Si la première parole de Renotte eût été un reproche, tous les convives auraient pris le même ton, tant est grande la puissance de l’exemple!
Le repas étant achevé, François et Martin retournèrent à la grange, et Manette se hâta d’aller à l’étable.
«Ma fille, dit avec douceur la mère Bolève, je crains que nous ne puissions pas garder cette enfant; elle est d’une gaucherie....
RENOTTE.
Oh! mère, il ne faut pas la renvoyer si vite. D’ailleurs, c’est ma faute: j’aurais dû mettre la soupe sur la table moi-même.
LA GRAND’MÈRE.
Je ne veux pas te contrarier; mais tu as vu que le père et la mère Constant ne se sont pas fait prier pour nous donner leur fille, et l’aînée encore!
RENOTTE.
Oui; je crois qu’ils n’ont pas été fâchés de la voir partir; il m’a semblé qu’ils l’aiment moins que les autres, et cela m’a donné envie de lui faire du bien, de la rendre heureuse.
LA GRAND’MÈRE.
Je crois entendre ta mère, Renotte; tu as raison, aimons cette pauvre enfant. Il y a beaucoup de jolies petites filles qui ne sont bonnes à rien; Manette nous sera peut-être très-utile plus tard.»
Quinze jours étaient à peine écoulés, et déjà Manette semblait devoir justifier les espérances de sa petite maîtresse.
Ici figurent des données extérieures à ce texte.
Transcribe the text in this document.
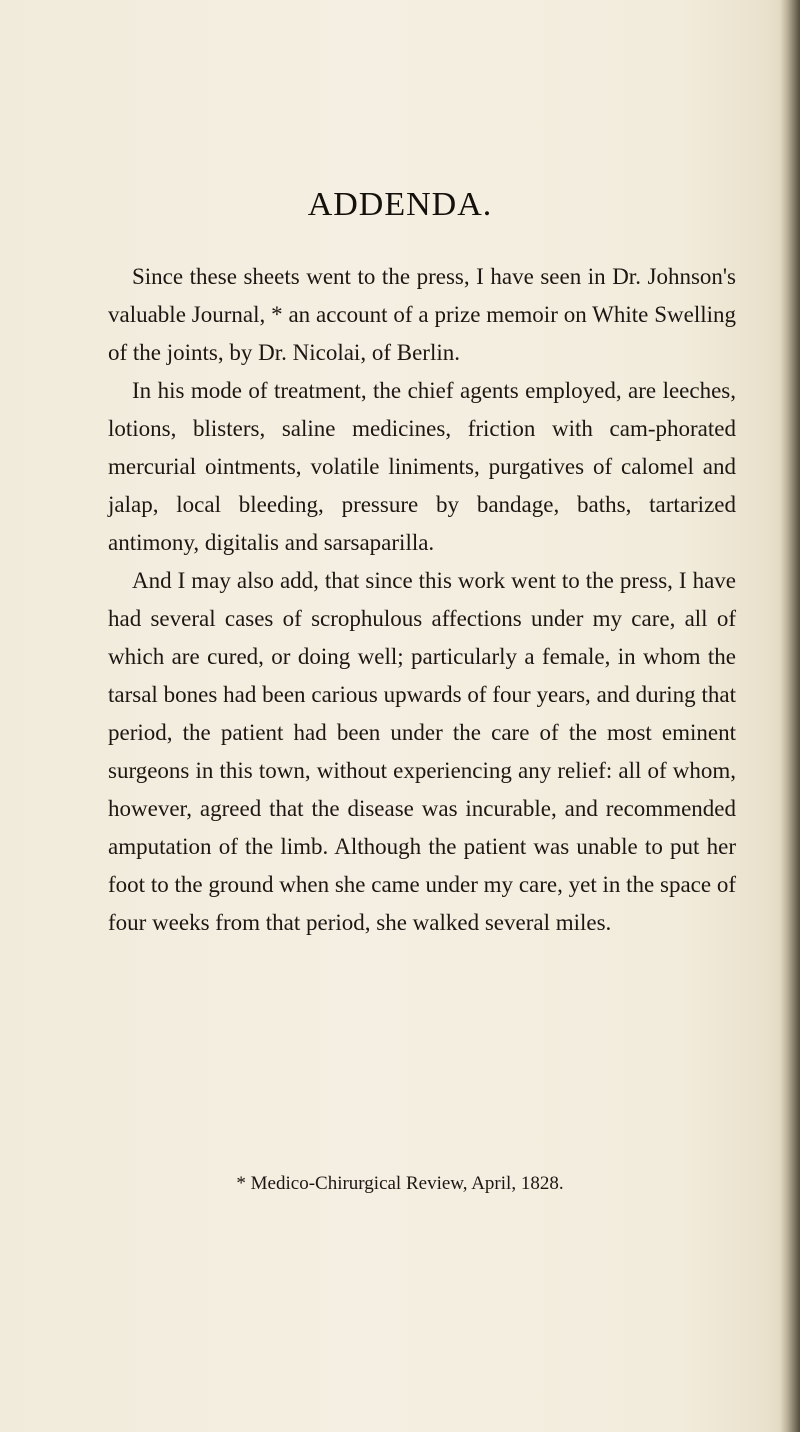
ADDENDA.

Since these sheets went to the press, I have seen in Dr. Johnson's valuable Journal, * an account of a prize memoir on White Swelling of the joints, by Dr. Nicolai, of Berlin.

In his mode of treatment, the chief agents employed, are leeches, lotions, blisters, saline medicines, friction with cam-phorated mercurial ointments, volatile liniments, purgatives of calomel and jalap, local bleeding, pressure by bandage, baths, tartarized antimony, digitalis and sarsaparilla.

And I may also add, that since this work went to the press, I have had several cases of scrophulous affections under my care, all of which are cured, or doing well; particularly a female, in whom the tarsal bones had been carious upwards of four years, and during that period, the patient had been under the care of the most eminent surgeons in this town, without experiencing any relief: all of whom, however, agreed that the disease was incurable, and recommended amputation of the limb. Although the patient was unable to put her foot to the ground when she came under my care, yet in the space of four weeks from that period, she walked several miles.

* Medico-Chirurgical Review, April, 1828.
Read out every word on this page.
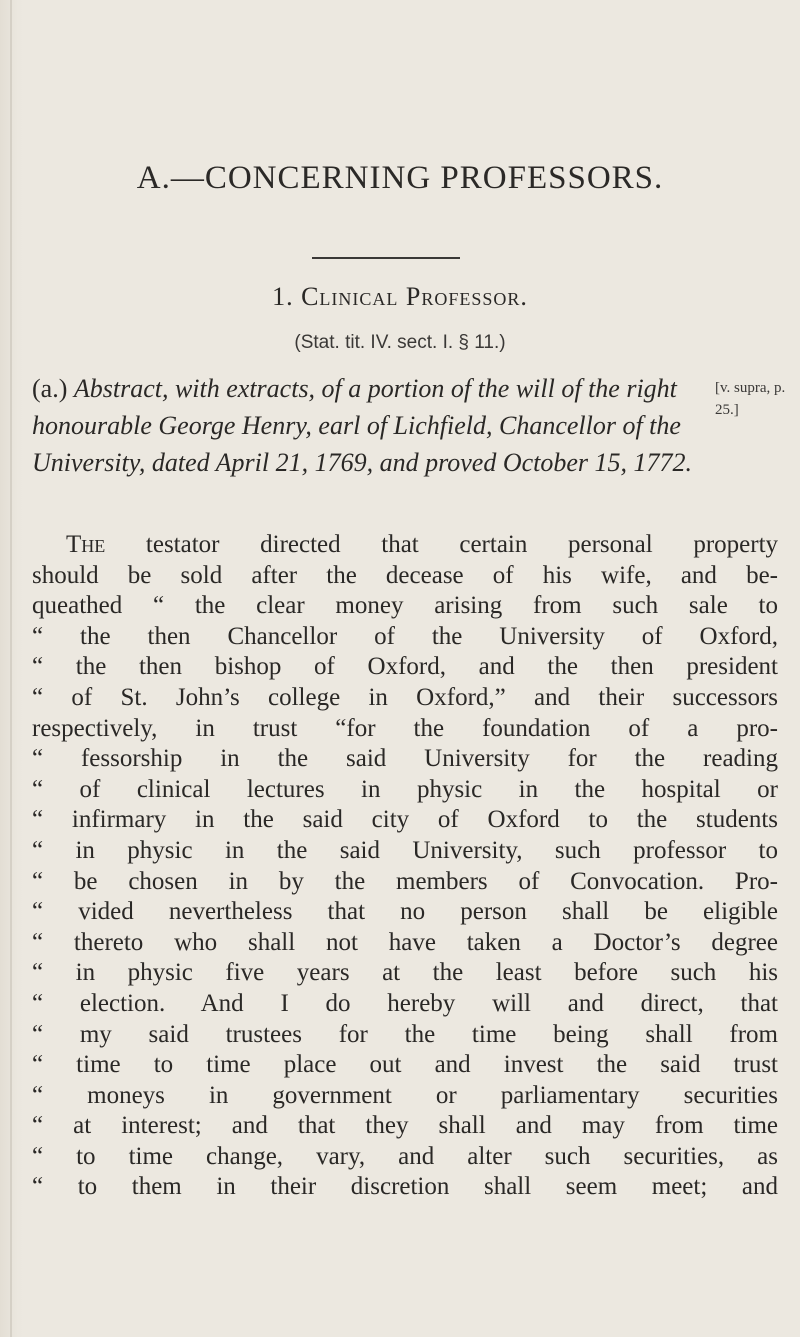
A.—CONCERNING PROFESSORS.
1. Clinical Professor.
(Stat. tit. IV. sect. I. § 11.)

(a.) Abstract, with extracts, of a portion of the will of the right honourable George Henry, earl of Lichfield, Chancellor of the University, dated April 21, 1769, and proved October 15, 1772.

[v. supra, p. 25.]
The testator directed that certain personal property
should be sold after the decease of his wife, and be-
queathed “ the clear money arising from such sale to
“ the then Chancellor of the University of Oxford,
“ the then bishop of Oxford, and the then president
“ of St. John’s college in Oxford,” and their successors
respectively, in trust “for the foundation of a pro-
“ fessorship in the said University for the reading
“ of clinical lectures in physic in the hospital or
“ infirmary in the said city of Oxford to the students
“ in physic in the said University, such professor to
“ be chosen in by the members of Convocation. Pro-
“ vided nevertheless that no person shall be eligible
“ thereto who shall not have taken a Doctor’s degree
“ in physic five years at the least before such his
“ election. And I do hereby will and direct, that
“ my said trustees for the time being shall from
“ time to time place out and invest the said trust
“ moneys in government or parliamentary securities
“ at interest; and that they shall and may from time
“ to time change, vary, and alter such securities, as
“ to them in their discretion shall seem meet; and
D’abord le creux de ses joues était moins profond; elle faisait très-bien le service de l’étable, obéissait, allait et venait, enfin se débrouillait, selon l’expression de Renotte. Quand la mère Bolève avait épluché d’une main tremblante les pommes de terre, Manette accrochait la marmite à la crémaillère, et taillait la soupe; une partie du ménage se faisait par ses soins. Notre fermière n’avait plus la peine de monter sur une chaise pour atteindre les provisions. Il suffisait à la servante de se tenir sur la pointe des pieds pour les prendre.
Au dehors les travaux marchaient régulièrement; François était bien secondé par ses journaliers; Martin seul était difficile à conduire; s’il gardait les dindons, il s’amusait à les faire courir et leur mettait au cou des collerettes de papier blanc. C’est à peine si les pauvres bêtes mangeaient. Les canards n’échappaient aux malices du petit garçon qu’en prenant le large sur l’étang.